The year's most important meeting on climate change got underway in Poland this week with one glaring absence: a high-level US presence.
Global leaders and officials are gathering for two weeks of meetings at the 24th Conference of the Parties to the United Nations Framework Convention on Climate Change, or COP24, to create a rulebook that will turn the 2015 Paris climate agreement into a workable reality. They aim to establish rules, figure out financing and build ways to verify that nations are meeting their commitments.
But even as UN Secretary-General Antonio Guterres called for action Monday in Poland, telling gathered delegates that "we are in deep trouble with climate change," the United States has been emphasizing its rejection of the Paris agreement and global consensus.
COP24 comes on the heels of the G-20 gathering in Argentina, where 19 of the 20 leaders signed a communique reaffirming their commitment to fight global warming, but President Donald Trump insisted on a paragraph outlining his opposition and the US decision, under his administration, to withdraw from the 2015 Paris agreement.
Argentine President Mauricio Macri announced at a closing G-20 plenary session on Saturday that the gathered leaders had agreed on language about climate, a key sticking point in the leadup to the summit.
"We ratified the concern we all share with regard to climate change," Macri said.
The communique document obtained by CNN includes a section on climate, saying that signatories to the Paris climate accord reaffirm that the agreement "is irreversible and commit to its full implementation, reflecting common but differentiated responsibilities and respective capabilities, in light of different national circumstances."
"We will continue to tackle climate change, while promoting sustainable development and economic growth," the document reads.
Notably, however, a separate clause put the United States alone, saying it "reiterates its decision to withdraw from the Paris Agreement, and affirms its strong commitment to economic growth and energy access and security, utilizing all energy sources and technologies, while protecting the environment."

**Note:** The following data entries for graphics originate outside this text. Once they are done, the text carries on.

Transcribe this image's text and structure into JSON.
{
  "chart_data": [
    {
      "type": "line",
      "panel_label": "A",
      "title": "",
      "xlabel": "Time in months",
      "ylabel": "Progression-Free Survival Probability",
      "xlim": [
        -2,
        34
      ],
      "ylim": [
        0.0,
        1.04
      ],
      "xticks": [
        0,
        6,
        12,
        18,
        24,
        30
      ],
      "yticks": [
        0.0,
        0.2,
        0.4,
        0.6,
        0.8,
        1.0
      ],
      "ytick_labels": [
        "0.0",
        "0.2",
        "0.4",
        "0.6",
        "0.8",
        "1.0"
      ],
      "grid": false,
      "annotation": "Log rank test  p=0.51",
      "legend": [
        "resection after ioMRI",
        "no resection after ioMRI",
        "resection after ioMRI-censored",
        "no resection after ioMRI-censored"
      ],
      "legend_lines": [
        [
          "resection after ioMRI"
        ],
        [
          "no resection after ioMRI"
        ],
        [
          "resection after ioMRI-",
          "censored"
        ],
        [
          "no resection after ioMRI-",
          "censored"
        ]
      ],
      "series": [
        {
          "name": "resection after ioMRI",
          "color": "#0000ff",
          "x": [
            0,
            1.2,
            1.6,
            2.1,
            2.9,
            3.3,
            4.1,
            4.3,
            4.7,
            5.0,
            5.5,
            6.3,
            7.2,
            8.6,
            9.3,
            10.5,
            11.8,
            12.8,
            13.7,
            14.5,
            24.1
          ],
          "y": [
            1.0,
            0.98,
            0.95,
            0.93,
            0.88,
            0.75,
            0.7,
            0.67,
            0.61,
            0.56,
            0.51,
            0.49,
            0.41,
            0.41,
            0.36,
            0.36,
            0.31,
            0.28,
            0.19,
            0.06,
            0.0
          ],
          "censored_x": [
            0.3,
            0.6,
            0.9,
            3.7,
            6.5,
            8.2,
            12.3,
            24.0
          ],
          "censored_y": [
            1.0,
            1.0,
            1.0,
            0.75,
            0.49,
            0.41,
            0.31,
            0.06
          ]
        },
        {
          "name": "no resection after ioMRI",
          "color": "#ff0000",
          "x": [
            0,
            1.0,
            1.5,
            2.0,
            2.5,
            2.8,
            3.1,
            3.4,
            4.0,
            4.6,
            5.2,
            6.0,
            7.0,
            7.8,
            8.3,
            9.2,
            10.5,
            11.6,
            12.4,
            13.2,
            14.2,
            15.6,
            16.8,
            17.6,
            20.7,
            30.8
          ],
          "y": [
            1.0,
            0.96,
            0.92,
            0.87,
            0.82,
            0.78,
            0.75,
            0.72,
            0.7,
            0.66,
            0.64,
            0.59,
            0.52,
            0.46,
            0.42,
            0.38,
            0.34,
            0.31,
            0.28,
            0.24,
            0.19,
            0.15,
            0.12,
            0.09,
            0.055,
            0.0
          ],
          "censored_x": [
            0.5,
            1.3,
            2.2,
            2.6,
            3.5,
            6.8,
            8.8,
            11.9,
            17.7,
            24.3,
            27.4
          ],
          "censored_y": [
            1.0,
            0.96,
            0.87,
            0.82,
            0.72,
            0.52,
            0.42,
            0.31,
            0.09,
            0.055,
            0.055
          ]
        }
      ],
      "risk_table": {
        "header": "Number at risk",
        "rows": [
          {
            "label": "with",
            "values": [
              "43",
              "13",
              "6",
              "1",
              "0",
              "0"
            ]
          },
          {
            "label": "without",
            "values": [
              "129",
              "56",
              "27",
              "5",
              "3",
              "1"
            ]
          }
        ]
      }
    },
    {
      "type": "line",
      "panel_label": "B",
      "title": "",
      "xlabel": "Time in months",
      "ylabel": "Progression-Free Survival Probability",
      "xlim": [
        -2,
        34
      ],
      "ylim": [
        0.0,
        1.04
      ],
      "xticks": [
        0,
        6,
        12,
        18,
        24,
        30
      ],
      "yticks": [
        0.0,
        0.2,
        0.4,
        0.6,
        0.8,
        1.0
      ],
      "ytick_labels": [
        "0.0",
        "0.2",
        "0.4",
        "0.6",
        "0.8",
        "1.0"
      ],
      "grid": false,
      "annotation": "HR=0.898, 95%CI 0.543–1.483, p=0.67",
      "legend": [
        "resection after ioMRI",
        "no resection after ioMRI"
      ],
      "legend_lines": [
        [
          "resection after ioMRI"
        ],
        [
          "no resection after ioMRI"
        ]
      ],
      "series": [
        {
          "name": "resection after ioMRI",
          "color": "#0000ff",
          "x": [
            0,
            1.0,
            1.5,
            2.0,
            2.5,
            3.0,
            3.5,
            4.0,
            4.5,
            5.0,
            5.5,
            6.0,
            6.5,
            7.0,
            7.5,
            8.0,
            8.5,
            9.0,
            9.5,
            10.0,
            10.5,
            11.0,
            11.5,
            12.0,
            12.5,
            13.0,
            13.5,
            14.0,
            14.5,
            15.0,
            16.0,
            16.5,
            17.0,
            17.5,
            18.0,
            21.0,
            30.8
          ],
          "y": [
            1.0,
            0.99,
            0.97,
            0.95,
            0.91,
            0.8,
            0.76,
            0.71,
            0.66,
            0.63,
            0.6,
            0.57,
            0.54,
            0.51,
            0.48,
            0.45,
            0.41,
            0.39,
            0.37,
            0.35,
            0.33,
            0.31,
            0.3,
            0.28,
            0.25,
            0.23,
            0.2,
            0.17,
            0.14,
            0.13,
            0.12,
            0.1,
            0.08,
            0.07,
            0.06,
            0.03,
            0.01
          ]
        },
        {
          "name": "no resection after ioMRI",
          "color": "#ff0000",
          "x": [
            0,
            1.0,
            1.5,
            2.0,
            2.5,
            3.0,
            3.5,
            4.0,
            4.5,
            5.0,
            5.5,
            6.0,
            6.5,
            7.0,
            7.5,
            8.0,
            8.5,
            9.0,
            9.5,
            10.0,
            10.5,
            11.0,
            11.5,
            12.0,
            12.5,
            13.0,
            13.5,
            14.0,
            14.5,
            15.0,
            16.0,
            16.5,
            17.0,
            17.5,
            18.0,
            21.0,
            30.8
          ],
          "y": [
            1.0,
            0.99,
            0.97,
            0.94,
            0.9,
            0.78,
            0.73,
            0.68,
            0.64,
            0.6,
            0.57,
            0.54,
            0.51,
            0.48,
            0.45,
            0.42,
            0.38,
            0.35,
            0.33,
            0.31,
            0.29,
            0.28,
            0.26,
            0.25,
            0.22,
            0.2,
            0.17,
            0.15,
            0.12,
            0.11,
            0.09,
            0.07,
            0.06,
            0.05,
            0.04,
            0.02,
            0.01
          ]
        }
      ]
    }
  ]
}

A senior US official said the communique was adopted by unanimous consensus, with the US still the only country not joining the section on the Paris climate accord. The separate language was required for Trump to sign off on the communique, the official said.
It's a 180-degree turn from the role the United States played in helping bring the climate pact into being, and it's happening at a time when global cooperation may be faltering, analysts said.
"It is an almost complete abdication. We have really, really dropped out of our leadership position," said Samantha Gross, a fellow at the Brookings Institution's Initiative on Energy and Climate.
The United States was a major driver in reaching the Paris agreement and afterward was particularly good at leading on issues of monitoring and verification, Gross said. But beyond that, there's a broader question.
"If we don't lead, who does?" Gross asked. "It's not clear who that's going to be and if anyone will fill that role."
Some observers float the idea of China taking up the baton, but Gross and others said that it's not clear that Beijing wants that kind of leadership role, adding that it has its own priorities shaped by domestic concerns and the country's terrible air pollution.
Trump has displayed a steady hostility to the Paris climate agreement and the very idea of climate change itself, responding to his own government's recent report about its potentially catastrophic impact by saying, "I don't believe it."
The US president's views also reflect a growing global nationalism and distrust of multilateral institutions that could make it all the harder to make progress on a complex, international challenge such as climate change, Gross noted in a call with reporters.
Many countries are preoccupied with domestic challenges: The UK is consumed by Brexit, Mexico is in the middle of its own presidential transition, a climate skeptic has just become president-elect of Brazil, and Australia too may be backing away from climate commitments.
"The global political environment is really challenging right now," Gross said. "It is a challenging time just for the idea of multilateralism in general."
The leadership vacuum on climate change comes as a recent study showed that CO2 emissions are falling woefully short of the Paris agreement goal to limit temperature rises during this century to no more than 2 degrees Celsius above pre-industrial levels.
In this environment, delegates from nearly 200 nations arrived in Poland, some of them starting meetings a day early to meet a year-end deadline to create a blueprint for the Paris agreement.
"I think it's fair to say it's the most important, consequential talk since Paris," said Todd Stern, a former US special envoy for climate change, now with the Brookings Institution.
The two-week gathering, deep in Polish coal country, is the first major climate meeting to follow a stark report by the Intergovernmental Panel on Climate Change that called for urgent change, saying that governments would have to cut emissions by 45% by 2030 to limit the global temperature increase to 1.5 degrees Celsius.
While the United States is not sending senior officials, a delegation of working-level staff is attending the meeting, as are representatives from US states and business.
"We will still be there," Gross said. "We just don't have the pull we used to."